Now my brilliant suggestion: A TV show exactly like America's Got Talent, except people get onstage and demonstrate via whiteboards and props how to stop the flow of oil, after which a blue-ribbon panel of engineers and undersea experts grades them on a scale of one to ten. Then America votes on which ideas to try. BP pays for everything (including my salary as show creator), and whoever's idea does the trick gets a billion dollars. I'm thinking of calling it, So You Think You Can Cap A Gusher! The rest is in your hands, Hollywood. I'm off to build a mantle for my Emmy.
-
And just one more…
CHEERS to cheerleaders from the great beyond. Thanks to Monday night’s assault on peaceful protesters in D.C. as prelude to a photo op, we now know beyond all doubt what Trump's reelection campaign theme is: If you don’t unconditionally worship and adore Me, then you hate America and I shall unleash the hounds of hell on ye. It’s idol worship on steroids, and so far the pushback from his party has been scant.

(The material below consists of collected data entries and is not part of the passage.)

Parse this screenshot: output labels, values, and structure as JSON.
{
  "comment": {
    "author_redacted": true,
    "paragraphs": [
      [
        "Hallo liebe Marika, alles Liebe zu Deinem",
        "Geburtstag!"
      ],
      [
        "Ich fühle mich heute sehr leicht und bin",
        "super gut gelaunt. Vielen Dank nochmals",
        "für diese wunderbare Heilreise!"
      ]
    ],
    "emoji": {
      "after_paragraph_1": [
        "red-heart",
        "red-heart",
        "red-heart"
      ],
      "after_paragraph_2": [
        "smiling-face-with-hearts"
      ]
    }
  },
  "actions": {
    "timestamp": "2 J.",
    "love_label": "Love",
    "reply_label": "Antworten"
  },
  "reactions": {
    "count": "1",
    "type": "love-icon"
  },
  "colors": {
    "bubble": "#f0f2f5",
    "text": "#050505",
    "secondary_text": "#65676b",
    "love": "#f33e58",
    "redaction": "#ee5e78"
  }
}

Since nature abhors a vaccum, one of America's greatest Republican presidents is here to deliver a hard truth to the racist-in-chief:
The President is merely the most important among a large number of public servants.
He should be supported or opposed exactly to the degree which is warranted by his good conduct or bad conduct, his efficiency or inefficiency in rendering loyal, able, and disinterested service to the Nation as a whole. Therefore it is absolutely necessary that there should be full liberty to tell the truth about his acts, and this means that it is exactly necessary to blame him when he does wrong as to praise him when he does right. Any other attitude in an American citizen is both base and servile.
To announce that there must be no criticism of the President, or that we are to stand by the President, right or wrong, is not only unpatriotic and servile, but is morally treasonable to the American public.
Nothing but the truth should be spoken about him or any one else. But it is even more important to tell the truth, pleasant or unpleasant, about him than about any one else.
—Theodore Roosevelt
The Kansas City Star, 7 May 1918
And so we shall.
Have a hunkered-down humpday. Floor's open...What are you cheering and jeering about today?
-
Today's Shameless C&J Testimonial
"Cheers and Jeers is happening, it's bad and depressing, and I'm not sure what to add to that."